ATA/67/2006 du 07.02.2006 ( TPE ) , REJETE

Parties : WEILL Pierre, WEILL Dominique et Pierre / DPT DES CONSTRUCTIONS ET DES TECHNOLOGIES DE L'INFORMATION, COMMISSION CANTONALE DE RECOURS EN MATIERE DE CONSTRUCTIONS, POLLA Jean-Marie
En fait
En droit
Par ces motifs
RÉPUBLIQUE ET CANTON DE GENÈVE

POUVOIR JUDICIAIRE

A/1878/2005-TPE ATA/67/2006

ARRÊT

DU TRIBUNAL ADMINISTRATIF

du 7 février 2006

dans la cause

 

Madame Dominique et Monsieur Pierre WEILL
représentés par Me Corinne Nerfin, avocate

contre

COMMISSION CANTONALE DE RECOURS EN MATIÈRE DE CONSTRUCTIONS

et

DÉPARTEMENT DES CONSTRUCTIONS ET DES TECHNOLOGIES DE L’INFORMATION

et

Monsieur Jean-Marie POLLA

représenté par Me Alain Maunoir, avocat



1. Madame Dominique et Monsieur Pierre Weill (ci-après : les époux Weill ou les recourants) sont copropriétaires, pour moitié chacun, de la parcelle n° 475, feuille 29 du cadastre de la commune de Jussy, d’une surface de 3200 m2 sur laquelle sont construits une villa, un garage, un couvert en bois et une piscine, à l’adresse 60, route de Lullier.

2. Monsieur Jean-Marie Polla (ci-après : M. Polla ou l’intimé) ainsi que Madame Joséphine Pellet et Messieurs Pierre et Guillaume Pellet sont propriétaires de la parcelle n° 290, feuille 41, du cadastre de la commune de Jussy.
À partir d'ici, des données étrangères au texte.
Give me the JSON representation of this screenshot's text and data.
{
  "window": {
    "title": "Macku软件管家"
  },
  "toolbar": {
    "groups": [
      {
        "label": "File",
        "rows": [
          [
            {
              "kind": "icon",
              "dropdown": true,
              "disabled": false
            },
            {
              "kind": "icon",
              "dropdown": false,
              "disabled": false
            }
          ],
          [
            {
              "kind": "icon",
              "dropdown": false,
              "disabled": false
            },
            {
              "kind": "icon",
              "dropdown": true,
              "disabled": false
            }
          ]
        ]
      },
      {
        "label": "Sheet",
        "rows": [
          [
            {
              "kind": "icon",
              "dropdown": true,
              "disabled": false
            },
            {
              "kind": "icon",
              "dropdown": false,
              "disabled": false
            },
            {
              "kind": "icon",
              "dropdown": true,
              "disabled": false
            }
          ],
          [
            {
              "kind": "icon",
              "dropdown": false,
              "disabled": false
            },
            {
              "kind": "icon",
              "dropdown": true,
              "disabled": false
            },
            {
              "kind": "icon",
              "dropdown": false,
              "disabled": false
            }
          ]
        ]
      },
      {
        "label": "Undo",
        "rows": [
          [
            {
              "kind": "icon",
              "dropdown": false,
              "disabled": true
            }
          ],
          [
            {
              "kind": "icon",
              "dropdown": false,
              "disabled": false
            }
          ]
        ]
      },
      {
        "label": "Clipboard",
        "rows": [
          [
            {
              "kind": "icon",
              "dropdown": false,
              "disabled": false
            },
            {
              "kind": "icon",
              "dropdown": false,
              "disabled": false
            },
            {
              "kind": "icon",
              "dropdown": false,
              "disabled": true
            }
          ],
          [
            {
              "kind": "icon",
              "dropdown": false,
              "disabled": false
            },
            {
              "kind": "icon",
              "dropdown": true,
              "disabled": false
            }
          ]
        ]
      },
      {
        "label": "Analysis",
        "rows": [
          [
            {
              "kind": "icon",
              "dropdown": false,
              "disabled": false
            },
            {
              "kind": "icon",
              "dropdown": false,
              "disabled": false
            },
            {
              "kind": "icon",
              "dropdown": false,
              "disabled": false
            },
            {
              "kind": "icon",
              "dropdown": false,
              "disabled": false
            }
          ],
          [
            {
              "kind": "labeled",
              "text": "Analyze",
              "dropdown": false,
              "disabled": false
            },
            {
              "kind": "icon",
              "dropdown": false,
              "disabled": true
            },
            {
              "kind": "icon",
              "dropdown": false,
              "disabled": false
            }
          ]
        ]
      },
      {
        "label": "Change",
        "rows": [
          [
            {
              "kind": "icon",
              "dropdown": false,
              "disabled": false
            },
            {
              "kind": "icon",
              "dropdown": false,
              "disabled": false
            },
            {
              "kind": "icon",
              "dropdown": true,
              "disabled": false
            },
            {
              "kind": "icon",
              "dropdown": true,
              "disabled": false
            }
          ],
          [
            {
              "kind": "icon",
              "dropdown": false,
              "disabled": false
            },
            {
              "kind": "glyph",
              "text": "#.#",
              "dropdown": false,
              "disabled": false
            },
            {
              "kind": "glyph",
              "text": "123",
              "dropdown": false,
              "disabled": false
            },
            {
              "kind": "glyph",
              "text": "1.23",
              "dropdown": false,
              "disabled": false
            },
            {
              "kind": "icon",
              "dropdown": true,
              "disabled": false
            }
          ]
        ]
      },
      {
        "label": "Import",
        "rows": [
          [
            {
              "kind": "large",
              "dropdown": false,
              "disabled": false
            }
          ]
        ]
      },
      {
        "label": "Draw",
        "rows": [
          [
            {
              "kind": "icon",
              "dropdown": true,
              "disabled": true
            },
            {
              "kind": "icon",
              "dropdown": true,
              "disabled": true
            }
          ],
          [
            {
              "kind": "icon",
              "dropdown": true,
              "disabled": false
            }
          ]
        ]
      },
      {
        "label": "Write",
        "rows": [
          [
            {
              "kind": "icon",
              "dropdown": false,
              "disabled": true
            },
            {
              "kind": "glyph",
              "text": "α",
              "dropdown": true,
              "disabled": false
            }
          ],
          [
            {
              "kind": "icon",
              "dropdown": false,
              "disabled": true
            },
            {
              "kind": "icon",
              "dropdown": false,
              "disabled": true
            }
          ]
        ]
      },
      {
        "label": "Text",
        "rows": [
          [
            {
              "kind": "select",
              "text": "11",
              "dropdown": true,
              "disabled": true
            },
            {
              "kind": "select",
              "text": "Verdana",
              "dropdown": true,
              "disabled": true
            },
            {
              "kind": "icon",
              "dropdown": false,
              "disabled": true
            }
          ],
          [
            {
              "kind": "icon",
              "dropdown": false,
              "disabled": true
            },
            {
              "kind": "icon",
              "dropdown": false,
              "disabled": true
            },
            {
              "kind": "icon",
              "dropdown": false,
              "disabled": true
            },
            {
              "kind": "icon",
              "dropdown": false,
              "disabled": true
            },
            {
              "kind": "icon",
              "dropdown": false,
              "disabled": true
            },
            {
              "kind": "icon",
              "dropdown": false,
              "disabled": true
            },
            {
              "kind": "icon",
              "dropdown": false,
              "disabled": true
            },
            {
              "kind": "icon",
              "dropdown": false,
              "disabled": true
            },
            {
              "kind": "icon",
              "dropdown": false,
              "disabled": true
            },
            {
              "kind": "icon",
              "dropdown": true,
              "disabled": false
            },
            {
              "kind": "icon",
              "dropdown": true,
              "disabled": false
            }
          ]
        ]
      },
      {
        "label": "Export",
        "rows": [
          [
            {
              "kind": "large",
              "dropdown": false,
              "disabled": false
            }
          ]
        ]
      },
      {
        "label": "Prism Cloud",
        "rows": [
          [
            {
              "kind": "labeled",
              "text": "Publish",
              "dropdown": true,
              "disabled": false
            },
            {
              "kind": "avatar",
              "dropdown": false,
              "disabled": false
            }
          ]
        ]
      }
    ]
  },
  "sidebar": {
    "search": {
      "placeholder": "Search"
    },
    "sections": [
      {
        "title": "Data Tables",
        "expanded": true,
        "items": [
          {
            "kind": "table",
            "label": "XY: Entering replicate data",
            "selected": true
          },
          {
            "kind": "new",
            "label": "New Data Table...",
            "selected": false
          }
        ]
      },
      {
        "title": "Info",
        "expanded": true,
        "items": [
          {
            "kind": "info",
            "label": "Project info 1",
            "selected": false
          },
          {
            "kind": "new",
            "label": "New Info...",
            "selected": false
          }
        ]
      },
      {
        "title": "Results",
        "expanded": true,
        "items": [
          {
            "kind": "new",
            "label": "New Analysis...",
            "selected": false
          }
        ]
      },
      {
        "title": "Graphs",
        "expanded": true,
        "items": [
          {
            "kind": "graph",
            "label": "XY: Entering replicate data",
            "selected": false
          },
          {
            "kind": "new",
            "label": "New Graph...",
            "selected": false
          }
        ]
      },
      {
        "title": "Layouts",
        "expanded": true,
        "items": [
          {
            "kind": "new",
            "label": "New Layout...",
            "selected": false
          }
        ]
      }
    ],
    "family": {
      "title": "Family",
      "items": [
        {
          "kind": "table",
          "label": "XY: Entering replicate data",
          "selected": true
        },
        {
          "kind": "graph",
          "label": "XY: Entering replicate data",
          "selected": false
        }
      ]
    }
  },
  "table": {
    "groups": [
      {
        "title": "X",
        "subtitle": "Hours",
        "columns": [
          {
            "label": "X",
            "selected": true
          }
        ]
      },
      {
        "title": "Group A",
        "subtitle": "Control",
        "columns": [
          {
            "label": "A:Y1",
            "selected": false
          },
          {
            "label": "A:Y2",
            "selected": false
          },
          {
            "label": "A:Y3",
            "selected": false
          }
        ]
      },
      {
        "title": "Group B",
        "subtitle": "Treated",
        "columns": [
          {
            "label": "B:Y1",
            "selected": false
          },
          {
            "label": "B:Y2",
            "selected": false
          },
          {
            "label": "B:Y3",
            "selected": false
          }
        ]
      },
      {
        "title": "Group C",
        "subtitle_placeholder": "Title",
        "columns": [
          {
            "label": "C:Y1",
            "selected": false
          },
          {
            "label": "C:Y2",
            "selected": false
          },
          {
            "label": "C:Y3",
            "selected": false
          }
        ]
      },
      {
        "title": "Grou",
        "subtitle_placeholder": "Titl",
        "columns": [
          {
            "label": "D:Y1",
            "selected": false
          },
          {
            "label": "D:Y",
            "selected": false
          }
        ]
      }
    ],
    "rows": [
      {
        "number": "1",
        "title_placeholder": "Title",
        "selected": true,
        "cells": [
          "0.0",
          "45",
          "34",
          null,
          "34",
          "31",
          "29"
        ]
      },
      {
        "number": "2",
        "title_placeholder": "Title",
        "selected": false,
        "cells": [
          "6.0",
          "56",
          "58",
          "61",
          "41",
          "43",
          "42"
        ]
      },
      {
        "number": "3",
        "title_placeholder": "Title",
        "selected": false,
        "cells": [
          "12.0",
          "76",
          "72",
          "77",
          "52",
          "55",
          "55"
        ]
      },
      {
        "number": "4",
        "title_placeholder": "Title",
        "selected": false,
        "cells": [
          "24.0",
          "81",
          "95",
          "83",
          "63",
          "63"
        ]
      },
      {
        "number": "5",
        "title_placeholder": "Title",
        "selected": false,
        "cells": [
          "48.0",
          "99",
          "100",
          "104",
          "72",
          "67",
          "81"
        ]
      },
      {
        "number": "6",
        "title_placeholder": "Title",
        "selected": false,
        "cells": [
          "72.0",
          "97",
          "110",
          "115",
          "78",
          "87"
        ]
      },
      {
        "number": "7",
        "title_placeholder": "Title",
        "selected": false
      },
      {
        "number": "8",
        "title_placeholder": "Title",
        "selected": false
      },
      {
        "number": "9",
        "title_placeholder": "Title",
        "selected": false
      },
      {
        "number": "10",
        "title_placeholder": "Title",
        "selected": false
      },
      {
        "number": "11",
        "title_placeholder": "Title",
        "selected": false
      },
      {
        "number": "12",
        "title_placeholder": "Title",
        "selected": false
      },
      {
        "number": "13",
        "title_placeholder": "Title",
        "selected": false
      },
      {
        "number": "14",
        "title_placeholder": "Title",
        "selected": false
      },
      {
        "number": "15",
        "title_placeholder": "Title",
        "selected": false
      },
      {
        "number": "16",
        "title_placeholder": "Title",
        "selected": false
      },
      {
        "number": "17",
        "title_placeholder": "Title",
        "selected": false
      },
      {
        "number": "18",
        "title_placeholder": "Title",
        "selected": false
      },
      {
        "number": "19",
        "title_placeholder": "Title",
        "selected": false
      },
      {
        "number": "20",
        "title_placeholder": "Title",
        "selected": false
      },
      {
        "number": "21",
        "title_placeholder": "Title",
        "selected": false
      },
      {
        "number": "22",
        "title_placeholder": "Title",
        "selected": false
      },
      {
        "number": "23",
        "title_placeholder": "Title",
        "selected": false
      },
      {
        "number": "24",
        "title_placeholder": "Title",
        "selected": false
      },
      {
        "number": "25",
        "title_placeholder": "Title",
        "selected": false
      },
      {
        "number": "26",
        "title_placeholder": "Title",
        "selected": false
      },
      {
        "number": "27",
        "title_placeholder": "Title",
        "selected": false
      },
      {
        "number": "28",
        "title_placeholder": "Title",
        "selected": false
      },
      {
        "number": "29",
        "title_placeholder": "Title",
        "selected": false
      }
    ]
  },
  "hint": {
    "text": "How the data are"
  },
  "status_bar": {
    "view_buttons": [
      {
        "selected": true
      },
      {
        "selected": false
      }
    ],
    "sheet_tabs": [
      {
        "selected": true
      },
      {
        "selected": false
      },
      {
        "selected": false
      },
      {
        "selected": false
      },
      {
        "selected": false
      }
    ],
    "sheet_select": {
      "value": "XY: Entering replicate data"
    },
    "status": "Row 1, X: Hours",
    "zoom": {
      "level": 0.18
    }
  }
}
Cette parcelle, située en 4ème zone villageoise protégée, est contiguë à la parcelle des époux Weill. Elle est bordée sur sa limite ouest et nord par la route de Lullier qui relie le hameau du même nom au village de Jussy, en formant d’abord un large virage à droite puis un virage à angle droit à gauche. Au sud de ladite parcelle se trouve le chemin de Buffard qui débouche sur la partie basse de la route de Lullier.

3. Le 3 septembre 2003, M. Polla a saisi le département de l’aménagement, de l’équipement et du logement - devenu depuis le département des constructions et des technologies de l’information (ci-après : DCTI ou le département) - d’une demande définitive en autorisation de construire (DD 98’731-32) visant à édifier sur sa parcelle deux immeubles d’habitation villageoise comprenant 14 logements au total, avec 29 places de parc dont 25 en sous-sol.

4. Le projet initial a été remanié plusieurs fois au cours de l’instruction de la requête. Finalement, l’architecte de M. Polla a prévu l’entrée du parking au nord de la parcelle sur la route de Lullier, à quelques mètres du virage à droite formé par celle-ci, à côté de l’accès à la propriété des époux Weill.

5. Ce projet a fait l’objet des préavis suivants :

a. En date du 16 mars 2004, l’office des transports et de la circulation (ci-après : OTC) a délivré un préavis favorable, sans aucune motivation.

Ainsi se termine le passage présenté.